The 2019 DPA borrows heavily from the European Union’s GDPR, which since 2016 has continuously gained traction as the global benchmark for data protection policies and regulations. Just like the GDPR, the DPA is extraterritorial in nature such that while a data controller or processor might not be acting within their jurisdiction, both laws still apply in as long as the processor or the controller acts upon data of any natural or legal person that is within their jurisdiction. Both Article 4 of the GDPR and PART I of the DPA define ‘personal data’ as any information relating to an identified or identifiable natural person. The DPA addresses the relationship between three major parties whose definitions are exactly the same as those in the GDPR.

  1. Data controller; - a person who alone or jointly with others, determines the purpose and means of the processing of personal data.
  2. Data processor: - a person who processes personal data on behalf of the data controller.
  3. Data subject; - is an identified or identifiable natural person who is the subject of personal data.

The DPA requires data controllers and data processors to be registered with the Data Commissioner in Kenya. However, PART VII exempts data processing for historical, statistical, and research purposes from the administrative demands of the Act. This must not be interpreted as an exemption from complying with the data protection principles as highlighted in the three “Data Ethics Principles” namely;

Registration and Consent

The beauty of DPA and all other data protection principles is that it does not stray far from the principles of protection of research participants.  It requires consenting to be clear and concise to the data subject. For research institutions, this reinforces the regulations of U.S. Department of Health and Human Services on Human Research Protections, namely the HHS regulations (45 CFR 46.116) which require investigators to obtain informed consent in a way that allows them to decide whether to participate and without coercion. In both instances, individuals are free to withdraw consent at any given time. For the DPA, this does not stop the processing of data collected prior to the consent. However, this is not consistent with Article 17 of the GDPR which provides for individuals the right to have personal data about them erased. This has popularly been referred to as the ‘right to be forgotten’ as presented in the case with the Lithuanian news source.

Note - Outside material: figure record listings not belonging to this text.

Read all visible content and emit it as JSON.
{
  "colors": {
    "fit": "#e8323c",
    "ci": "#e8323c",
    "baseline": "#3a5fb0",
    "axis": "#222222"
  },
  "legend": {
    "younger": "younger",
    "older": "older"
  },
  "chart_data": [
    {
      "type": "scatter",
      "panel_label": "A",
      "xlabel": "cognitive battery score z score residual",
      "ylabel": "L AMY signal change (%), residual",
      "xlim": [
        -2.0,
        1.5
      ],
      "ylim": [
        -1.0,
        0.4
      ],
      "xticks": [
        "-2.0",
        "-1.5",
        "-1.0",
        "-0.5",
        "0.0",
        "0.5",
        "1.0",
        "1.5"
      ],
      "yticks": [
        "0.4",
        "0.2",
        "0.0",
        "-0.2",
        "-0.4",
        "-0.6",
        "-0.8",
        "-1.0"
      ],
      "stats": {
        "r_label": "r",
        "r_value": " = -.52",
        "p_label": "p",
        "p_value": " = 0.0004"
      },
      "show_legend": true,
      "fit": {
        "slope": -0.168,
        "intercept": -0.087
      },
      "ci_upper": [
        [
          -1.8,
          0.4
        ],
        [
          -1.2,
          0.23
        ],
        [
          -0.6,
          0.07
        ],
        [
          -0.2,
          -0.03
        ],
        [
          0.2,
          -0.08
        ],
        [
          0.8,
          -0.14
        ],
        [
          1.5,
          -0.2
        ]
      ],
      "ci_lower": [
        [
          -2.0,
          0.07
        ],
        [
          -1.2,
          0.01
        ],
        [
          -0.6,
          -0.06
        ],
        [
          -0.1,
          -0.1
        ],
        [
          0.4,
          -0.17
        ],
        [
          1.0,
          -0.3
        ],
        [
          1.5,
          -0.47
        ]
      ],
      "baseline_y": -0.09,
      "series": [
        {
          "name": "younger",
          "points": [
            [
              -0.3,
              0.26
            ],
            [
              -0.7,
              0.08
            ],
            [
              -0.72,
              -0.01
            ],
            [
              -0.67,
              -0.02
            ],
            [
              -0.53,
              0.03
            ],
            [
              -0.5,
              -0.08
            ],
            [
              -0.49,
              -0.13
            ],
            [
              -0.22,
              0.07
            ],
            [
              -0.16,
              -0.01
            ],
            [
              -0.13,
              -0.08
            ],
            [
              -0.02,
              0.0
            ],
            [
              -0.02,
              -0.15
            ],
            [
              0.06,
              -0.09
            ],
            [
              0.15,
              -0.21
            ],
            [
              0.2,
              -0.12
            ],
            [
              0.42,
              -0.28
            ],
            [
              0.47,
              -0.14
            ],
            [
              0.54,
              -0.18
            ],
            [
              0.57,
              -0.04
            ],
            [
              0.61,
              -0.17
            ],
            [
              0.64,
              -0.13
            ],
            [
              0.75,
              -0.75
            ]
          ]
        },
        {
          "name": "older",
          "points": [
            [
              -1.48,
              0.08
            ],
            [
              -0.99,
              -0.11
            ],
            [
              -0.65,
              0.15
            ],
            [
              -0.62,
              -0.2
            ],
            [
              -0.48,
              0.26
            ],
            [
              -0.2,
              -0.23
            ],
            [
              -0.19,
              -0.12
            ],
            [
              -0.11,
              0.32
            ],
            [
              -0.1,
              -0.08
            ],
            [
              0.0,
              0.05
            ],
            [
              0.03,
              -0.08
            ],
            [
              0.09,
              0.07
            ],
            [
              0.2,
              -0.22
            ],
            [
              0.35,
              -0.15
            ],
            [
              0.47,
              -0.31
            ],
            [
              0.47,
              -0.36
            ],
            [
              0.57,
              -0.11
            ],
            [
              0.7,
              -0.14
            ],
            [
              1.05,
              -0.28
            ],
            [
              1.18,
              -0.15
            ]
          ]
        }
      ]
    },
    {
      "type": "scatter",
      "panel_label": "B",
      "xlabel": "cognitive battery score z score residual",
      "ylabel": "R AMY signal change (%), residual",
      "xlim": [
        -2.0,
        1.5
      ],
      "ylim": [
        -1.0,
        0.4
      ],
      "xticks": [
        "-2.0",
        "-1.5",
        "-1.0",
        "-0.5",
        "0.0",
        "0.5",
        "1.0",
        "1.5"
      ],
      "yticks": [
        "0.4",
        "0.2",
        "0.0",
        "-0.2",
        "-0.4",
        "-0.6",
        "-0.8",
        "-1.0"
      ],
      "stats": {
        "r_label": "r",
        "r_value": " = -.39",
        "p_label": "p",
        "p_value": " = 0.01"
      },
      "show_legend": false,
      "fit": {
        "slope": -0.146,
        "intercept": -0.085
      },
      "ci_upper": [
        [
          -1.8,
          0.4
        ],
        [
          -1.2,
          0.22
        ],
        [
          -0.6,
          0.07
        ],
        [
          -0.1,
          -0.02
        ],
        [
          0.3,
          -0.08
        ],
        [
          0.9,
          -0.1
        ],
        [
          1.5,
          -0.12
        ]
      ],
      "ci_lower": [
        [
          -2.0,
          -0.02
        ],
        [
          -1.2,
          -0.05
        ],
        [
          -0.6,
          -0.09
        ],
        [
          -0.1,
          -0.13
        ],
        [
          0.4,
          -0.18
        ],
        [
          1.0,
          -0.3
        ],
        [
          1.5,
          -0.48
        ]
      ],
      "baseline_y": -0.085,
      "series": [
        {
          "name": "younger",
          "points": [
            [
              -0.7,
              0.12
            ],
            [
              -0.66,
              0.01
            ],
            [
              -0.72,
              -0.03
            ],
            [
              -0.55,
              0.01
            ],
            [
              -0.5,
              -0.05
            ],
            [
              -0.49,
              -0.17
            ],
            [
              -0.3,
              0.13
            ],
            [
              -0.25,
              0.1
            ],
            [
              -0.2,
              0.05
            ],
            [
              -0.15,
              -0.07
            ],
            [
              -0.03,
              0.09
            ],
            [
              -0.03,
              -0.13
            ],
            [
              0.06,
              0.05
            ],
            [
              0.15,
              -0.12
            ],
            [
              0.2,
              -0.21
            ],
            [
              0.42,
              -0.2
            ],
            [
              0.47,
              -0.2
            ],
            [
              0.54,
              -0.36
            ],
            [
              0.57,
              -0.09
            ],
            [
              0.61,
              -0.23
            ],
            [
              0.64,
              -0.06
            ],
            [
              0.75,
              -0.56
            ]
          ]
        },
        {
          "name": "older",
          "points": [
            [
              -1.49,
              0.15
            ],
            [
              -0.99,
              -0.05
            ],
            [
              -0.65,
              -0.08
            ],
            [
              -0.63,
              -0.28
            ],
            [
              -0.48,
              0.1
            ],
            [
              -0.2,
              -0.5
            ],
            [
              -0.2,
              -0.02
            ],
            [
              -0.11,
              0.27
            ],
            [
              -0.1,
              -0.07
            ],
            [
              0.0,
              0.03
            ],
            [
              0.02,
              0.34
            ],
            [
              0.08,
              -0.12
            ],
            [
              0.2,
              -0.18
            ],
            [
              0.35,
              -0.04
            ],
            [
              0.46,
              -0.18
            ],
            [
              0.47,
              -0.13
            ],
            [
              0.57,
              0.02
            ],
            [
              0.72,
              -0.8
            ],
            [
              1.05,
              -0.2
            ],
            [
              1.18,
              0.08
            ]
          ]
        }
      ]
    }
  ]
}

Principles of data protection

In spite of the lack of harmony between the DPA and GDPR as mentioned above, the principles of data protection in the DPA are a model replica of the GDPR. An important part of the DPA is the notification and communication of breach. That in case of a breach involving personal data, the individual and the regulating body have to be informed.

Data sharing and transfer

The DPA, similar to the GDPR, also stipulates the circumstances in which data shall be transferred outside Kenya and the safeguards to be considered. Such include data encryption and anonymization through the removal of personal identifying information (PII).

As the Data Protection Commission is yet to be established, research institutions and ‘Data Agents’ in Kenya have ample time to conduct self-assessments in readiness for compliance with both the DPA and GDPR. Businesses are going to be greatly affected by this Act, especially because the application of this law will be unique to different business models and the purpose for which the data is collected, one size fits all might not apply. The Act further encourages data controllers and processors to appoint a Data Protection Officer who will provide advisory on data safety and use as stipulated in the Act.